Although 72% of employees said they were satisfied with their company’s efforts to stop sexual harassment, more than one-third still believe their workplace fosters harassment.
“The fact that some workplace cultures still foster sexual harassment says there is more work to be done,” says SHRM President Johnny C. Taylor, Jr.
“We need a rules-plus approach – organizations need policies and training, but it is the education piece that creates culture change,” he argues. When you have employees who know how to define, identify and report sexual harassment, everyone can work together to root out sexual harassment in the workplace.

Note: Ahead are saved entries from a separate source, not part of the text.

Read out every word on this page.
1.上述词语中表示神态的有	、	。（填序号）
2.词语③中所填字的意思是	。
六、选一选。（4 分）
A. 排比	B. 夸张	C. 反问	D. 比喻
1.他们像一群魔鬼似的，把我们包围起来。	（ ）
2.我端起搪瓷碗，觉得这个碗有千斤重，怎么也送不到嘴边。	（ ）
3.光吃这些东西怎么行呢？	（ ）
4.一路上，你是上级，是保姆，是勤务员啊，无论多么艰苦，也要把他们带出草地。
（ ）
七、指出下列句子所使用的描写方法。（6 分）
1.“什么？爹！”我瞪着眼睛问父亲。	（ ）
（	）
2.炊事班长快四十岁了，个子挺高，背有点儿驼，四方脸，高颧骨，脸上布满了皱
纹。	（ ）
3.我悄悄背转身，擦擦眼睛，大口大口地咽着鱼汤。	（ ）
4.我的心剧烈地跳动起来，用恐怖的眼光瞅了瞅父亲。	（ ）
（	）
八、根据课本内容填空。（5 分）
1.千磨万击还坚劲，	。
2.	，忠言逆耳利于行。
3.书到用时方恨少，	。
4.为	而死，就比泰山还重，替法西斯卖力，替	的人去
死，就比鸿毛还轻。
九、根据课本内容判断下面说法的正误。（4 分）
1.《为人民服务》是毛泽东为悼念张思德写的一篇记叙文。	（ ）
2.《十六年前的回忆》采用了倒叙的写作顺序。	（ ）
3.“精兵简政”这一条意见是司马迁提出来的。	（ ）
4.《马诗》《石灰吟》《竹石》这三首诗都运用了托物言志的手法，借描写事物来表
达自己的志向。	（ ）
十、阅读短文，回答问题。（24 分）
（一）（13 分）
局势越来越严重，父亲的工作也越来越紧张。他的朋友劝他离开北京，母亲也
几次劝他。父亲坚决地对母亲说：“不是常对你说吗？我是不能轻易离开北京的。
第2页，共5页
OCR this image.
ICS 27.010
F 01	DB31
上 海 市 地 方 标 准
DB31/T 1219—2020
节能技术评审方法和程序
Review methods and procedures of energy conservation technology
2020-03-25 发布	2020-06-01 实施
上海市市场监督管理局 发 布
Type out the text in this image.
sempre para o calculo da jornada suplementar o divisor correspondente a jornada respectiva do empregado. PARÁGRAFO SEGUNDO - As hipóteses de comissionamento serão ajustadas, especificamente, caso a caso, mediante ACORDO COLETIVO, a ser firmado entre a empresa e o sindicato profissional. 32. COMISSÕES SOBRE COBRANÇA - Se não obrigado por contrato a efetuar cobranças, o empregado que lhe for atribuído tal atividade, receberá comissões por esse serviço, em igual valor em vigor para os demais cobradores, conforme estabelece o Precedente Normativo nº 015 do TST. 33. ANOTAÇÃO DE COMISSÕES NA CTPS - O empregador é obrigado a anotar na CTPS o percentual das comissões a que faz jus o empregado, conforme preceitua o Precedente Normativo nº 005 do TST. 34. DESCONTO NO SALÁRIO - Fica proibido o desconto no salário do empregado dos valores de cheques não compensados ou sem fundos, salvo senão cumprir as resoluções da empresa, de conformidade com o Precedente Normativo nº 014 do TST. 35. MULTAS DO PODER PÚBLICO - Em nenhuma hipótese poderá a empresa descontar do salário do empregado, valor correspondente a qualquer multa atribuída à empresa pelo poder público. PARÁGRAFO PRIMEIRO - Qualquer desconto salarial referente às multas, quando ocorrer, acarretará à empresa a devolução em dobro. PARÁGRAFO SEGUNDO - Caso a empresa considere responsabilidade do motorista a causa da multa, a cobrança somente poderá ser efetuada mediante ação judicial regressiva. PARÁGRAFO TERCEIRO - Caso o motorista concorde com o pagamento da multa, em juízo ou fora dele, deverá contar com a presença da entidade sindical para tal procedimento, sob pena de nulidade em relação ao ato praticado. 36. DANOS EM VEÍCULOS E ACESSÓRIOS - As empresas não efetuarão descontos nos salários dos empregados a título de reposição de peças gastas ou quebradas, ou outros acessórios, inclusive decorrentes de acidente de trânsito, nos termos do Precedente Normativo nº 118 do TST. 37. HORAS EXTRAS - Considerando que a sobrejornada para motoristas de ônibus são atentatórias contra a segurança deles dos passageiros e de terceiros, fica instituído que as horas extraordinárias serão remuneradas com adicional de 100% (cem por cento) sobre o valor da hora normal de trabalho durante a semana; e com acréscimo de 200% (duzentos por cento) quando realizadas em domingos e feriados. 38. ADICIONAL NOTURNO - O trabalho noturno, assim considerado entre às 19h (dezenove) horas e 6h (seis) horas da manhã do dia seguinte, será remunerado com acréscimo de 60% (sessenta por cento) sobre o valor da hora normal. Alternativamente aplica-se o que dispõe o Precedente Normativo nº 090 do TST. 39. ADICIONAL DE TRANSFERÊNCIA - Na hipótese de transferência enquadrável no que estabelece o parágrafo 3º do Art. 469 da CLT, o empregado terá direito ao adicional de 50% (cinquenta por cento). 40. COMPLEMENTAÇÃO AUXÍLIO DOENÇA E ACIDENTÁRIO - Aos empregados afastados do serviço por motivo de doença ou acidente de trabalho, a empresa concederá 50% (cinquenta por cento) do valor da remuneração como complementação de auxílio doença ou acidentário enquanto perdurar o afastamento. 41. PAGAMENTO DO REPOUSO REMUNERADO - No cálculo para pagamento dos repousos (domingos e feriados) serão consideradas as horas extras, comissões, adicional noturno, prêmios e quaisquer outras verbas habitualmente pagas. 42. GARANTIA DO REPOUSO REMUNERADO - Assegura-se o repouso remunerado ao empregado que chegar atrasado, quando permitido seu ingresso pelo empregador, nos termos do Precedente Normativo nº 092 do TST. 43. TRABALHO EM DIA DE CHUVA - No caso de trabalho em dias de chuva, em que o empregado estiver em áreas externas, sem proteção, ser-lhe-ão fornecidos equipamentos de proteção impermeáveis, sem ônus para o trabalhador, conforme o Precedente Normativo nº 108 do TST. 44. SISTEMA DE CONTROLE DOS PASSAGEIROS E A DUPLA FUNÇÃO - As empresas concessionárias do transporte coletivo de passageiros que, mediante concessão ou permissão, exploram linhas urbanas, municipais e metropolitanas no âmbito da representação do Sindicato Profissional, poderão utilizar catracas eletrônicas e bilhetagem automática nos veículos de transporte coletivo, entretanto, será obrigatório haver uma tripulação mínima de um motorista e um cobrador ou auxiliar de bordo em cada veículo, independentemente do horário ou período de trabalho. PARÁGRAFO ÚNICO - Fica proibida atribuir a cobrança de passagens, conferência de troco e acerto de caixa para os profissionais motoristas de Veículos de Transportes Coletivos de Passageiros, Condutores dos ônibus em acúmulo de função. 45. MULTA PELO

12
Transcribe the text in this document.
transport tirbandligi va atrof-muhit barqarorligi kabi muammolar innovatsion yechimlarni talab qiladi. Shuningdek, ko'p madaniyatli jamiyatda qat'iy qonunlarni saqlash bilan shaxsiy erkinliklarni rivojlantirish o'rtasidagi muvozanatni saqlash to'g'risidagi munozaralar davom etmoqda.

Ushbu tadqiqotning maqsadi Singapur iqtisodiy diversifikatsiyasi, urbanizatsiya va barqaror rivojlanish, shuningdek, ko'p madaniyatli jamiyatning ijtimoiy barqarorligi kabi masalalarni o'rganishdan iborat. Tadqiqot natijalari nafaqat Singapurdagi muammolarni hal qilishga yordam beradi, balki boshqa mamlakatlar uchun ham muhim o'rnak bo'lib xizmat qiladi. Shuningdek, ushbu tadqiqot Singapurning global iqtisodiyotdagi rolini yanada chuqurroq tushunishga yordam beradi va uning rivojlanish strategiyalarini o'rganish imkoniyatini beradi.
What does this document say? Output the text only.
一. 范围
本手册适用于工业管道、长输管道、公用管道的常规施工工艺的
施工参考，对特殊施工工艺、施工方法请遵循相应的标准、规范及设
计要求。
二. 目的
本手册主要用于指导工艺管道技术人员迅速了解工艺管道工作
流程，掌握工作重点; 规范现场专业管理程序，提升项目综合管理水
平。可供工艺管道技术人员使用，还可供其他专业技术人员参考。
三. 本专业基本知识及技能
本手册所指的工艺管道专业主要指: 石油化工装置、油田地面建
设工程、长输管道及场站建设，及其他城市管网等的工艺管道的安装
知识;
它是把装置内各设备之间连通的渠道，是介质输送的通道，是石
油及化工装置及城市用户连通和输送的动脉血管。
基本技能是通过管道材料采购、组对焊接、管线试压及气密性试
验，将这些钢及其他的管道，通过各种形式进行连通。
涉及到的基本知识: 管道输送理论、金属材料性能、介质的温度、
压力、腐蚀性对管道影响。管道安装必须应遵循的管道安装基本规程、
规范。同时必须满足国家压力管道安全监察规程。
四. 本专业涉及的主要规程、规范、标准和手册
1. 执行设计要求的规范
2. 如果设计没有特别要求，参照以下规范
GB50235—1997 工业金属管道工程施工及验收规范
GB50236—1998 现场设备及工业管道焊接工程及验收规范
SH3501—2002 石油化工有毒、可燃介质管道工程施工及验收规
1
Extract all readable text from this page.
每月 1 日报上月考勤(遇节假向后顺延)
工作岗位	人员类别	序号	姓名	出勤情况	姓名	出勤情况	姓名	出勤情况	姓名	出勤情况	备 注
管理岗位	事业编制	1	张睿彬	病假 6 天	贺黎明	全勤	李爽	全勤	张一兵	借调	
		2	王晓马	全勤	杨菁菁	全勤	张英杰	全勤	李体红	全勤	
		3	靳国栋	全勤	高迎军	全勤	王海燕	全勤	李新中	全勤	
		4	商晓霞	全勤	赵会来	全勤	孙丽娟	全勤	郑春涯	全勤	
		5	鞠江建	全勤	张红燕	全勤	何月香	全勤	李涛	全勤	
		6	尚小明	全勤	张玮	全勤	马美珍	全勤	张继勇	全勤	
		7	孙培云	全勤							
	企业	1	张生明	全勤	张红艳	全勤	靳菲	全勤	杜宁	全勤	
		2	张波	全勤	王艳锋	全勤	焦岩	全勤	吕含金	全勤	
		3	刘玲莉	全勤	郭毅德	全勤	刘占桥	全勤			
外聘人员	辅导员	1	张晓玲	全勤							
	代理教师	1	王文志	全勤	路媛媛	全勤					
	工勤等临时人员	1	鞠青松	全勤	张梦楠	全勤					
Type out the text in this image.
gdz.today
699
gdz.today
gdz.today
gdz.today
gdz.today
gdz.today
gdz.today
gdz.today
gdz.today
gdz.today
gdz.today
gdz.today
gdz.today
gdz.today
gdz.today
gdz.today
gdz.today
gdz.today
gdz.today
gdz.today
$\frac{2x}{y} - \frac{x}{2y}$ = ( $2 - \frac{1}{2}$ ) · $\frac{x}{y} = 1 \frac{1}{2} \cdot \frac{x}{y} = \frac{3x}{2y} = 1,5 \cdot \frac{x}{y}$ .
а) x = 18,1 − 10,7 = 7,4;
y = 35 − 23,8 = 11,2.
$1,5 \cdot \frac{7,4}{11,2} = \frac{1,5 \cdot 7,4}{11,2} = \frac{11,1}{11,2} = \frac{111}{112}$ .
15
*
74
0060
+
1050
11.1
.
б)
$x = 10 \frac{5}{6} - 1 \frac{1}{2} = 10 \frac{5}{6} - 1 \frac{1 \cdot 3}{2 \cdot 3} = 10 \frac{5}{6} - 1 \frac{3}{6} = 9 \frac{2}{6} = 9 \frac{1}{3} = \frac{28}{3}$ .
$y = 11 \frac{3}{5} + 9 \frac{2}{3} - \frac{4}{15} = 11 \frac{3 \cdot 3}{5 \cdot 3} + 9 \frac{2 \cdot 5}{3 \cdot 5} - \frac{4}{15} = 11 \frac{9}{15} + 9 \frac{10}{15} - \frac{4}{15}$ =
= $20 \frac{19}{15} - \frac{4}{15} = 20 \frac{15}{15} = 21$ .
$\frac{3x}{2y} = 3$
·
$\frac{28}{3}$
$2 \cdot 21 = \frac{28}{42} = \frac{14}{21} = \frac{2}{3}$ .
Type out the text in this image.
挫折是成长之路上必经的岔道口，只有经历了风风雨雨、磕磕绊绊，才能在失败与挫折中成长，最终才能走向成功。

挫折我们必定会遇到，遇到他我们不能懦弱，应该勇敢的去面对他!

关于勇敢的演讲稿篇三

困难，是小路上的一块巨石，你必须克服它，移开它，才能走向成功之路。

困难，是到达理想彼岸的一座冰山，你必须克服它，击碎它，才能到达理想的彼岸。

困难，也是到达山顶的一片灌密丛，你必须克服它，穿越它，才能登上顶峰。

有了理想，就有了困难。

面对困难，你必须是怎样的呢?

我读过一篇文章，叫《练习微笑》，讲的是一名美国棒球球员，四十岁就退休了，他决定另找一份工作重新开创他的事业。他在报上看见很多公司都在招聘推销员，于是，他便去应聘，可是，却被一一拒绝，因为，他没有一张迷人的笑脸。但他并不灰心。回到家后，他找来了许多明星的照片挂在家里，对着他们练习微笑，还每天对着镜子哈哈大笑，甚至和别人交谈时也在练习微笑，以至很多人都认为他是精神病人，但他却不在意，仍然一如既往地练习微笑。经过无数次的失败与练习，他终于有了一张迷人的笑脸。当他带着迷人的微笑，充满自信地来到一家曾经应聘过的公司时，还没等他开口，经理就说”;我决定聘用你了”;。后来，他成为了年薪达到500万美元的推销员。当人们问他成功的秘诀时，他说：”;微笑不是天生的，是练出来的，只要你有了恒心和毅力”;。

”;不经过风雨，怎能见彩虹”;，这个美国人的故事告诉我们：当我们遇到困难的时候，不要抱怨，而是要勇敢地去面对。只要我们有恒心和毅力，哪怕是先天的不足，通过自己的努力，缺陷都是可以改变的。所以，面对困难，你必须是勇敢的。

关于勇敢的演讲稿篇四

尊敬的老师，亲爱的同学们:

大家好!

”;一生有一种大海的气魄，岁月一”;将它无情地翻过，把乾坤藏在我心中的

“As a cultural change metric in such a short time, having a third of executives report changed behavior is significant,” Taylor notes. “Yet, we can’t let the pendulum swing too far. Organizations must be careful not to create a culture of ‘guilty until proven innocent’ and we cannot tolerate other unintended consequences.
Unintended negative consequences have risen from the new awareness, Taylor says. “One troubling trend is executives going as far as to not invite female colleagues on business trips, to evening networking events or into their inner circles to avoid any situation that could be perceived incorrectly, thus reducing the opportunity for women.”